L’article L. 3511 7 1 est désormais ainsi rédigé :
« Il est interdit de vapoter dans :
1° Les établissements scolaires et les établissements destinés à l’accueil, à la formation et à l’hébergement des mineurs ;
2° Les moyens de transport collectif fermés ;
3° Les lieux de travail fermés et couverts à usage collectif.
 »

Un décret en Conseil d’Etat définira plus précisément les obligations liées à cette interdiction.
A noter que la rédaction définitive ne prévoit plus la création de lieux spécifiques et réservés pour les que les vapoteurs s’adonnent à leur activité, notamment en entreprise à l’écart des autres salariés (et alors qu’un local fumeur n’est pas obligatoire à ce jour).

Les domiciles privés, même si un employé de maison y est occupé, ne sont pas assujettis à l’interdiction de vapoter, puisqu’il s’agit de locaux à usage privatif et non à usage collectif.
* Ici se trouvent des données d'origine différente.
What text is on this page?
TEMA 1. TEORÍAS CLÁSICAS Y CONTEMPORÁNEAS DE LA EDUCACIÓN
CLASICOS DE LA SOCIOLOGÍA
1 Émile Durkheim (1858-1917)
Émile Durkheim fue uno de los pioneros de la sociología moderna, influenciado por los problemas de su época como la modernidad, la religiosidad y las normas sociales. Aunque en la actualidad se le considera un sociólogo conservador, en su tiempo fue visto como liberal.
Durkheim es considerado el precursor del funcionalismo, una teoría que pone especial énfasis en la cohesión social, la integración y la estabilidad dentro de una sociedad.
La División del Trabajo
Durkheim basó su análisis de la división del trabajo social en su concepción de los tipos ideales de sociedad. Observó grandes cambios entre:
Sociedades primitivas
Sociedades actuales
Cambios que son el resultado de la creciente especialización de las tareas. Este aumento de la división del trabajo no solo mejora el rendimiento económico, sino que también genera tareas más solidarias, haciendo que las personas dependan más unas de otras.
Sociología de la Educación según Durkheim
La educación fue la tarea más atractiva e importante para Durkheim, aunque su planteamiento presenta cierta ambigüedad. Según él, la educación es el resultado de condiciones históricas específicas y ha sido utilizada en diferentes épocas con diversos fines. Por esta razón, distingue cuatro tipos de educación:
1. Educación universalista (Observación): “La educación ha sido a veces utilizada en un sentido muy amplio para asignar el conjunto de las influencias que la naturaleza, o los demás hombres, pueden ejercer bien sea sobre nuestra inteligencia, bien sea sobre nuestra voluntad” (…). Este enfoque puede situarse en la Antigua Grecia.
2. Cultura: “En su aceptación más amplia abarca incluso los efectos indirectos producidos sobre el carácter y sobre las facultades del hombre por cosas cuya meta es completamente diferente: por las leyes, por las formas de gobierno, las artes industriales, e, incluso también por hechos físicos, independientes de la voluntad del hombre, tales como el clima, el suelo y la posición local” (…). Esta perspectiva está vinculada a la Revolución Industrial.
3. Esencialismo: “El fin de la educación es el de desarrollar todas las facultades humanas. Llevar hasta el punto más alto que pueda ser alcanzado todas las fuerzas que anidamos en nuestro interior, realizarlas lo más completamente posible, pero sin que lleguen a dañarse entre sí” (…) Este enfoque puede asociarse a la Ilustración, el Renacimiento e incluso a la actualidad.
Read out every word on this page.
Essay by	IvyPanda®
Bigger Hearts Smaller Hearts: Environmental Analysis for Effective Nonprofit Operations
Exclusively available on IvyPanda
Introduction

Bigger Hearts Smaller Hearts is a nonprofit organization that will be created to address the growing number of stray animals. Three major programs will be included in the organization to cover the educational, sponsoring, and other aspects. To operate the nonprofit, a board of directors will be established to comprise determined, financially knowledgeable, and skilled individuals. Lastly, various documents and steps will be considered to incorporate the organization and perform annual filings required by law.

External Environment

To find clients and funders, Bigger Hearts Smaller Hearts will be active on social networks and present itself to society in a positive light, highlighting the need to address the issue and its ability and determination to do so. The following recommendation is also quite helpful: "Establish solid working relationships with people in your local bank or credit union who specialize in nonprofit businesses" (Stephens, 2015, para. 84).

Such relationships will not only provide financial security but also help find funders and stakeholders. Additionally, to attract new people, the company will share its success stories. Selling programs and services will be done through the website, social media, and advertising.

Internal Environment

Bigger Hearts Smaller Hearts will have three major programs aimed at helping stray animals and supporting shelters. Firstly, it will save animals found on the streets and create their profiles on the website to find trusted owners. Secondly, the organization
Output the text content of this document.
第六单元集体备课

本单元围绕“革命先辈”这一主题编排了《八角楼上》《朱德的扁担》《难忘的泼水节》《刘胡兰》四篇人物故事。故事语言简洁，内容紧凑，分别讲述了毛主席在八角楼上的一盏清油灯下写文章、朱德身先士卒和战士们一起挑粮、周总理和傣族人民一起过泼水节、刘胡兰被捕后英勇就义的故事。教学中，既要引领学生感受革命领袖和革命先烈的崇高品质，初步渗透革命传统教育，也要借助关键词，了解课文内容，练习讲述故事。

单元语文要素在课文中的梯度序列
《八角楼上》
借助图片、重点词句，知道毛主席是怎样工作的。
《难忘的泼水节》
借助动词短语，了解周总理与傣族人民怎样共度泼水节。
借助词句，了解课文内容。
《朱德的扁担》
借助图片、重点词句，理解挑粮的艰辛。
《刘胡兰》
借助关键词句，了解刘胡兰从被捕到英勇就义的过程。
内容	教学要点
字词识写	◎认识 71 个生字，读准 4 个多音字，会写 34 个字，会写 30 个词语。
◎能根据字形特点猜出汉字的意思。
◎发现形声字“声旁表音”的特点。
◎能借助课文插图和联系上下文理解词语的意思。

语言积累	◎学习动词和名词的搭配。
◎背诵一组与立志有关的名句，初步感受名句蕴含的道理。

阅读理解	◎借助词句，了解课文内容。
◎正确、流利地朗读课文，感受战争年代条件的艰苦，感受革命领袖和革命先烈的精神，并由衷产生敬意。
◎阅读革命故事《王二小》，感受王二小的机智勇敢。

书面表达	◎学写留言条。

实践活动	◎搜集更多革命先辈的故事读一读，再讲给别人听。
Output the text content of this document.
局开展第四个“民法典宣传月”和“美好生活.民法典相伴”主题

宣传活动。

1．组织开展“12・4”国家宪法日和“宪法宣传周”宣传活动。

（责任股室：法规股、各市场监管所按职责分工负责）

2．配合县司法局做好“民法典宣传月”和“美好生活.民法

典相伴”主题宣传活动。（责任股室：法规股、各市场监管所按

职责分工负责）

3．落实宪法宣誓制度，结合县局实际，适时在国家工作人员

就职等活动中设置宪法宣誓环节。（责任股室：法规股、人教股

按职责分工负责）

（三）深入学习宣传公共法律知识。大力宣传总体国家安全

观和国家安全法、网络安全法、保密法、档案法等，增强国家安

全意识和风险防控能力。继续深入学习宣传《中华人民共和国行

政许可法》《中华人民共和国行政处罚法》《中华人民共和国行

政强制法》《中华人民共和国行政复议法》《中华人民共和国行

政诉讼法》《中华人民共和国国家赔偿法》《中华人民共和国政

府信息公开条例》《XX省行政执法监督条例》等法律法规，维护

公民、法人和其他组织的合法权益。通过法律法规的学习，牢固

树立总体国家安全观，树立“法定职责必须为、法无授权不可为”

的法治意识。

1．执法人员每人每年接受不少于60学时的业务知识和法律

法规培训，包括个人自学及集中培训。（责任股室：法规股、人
De même, cette interdiction ne s’applique pas aux chantiers du BTP, dès lors qu’ils ne constituent pas des lieux clos et couverts.

S’agissant précisément des lieux de travail, sont ainsi visés par l’interdiction de vapoter en entreprise :

  • les locaux clos et couverts, affectés à l’ensemble des salariés, tels que les locaux d’accueil et de réception, les locaux affectés à la restauration collective, les salles de réunion et de formation, les salles et espaces de repos, les locaux réservés aux loisirs, à la culture et au sport ou encore les locaux sanitaires et médico-sanitaires ;
  • les bureaux (précisons cependant à cet égard qu’à défaut de dispositions contraires, les personnes travaillant seules dans leur bureau ne semblent pas concernées par l’interdiction qui ne paraît pas viser expressement les bureaux individuels).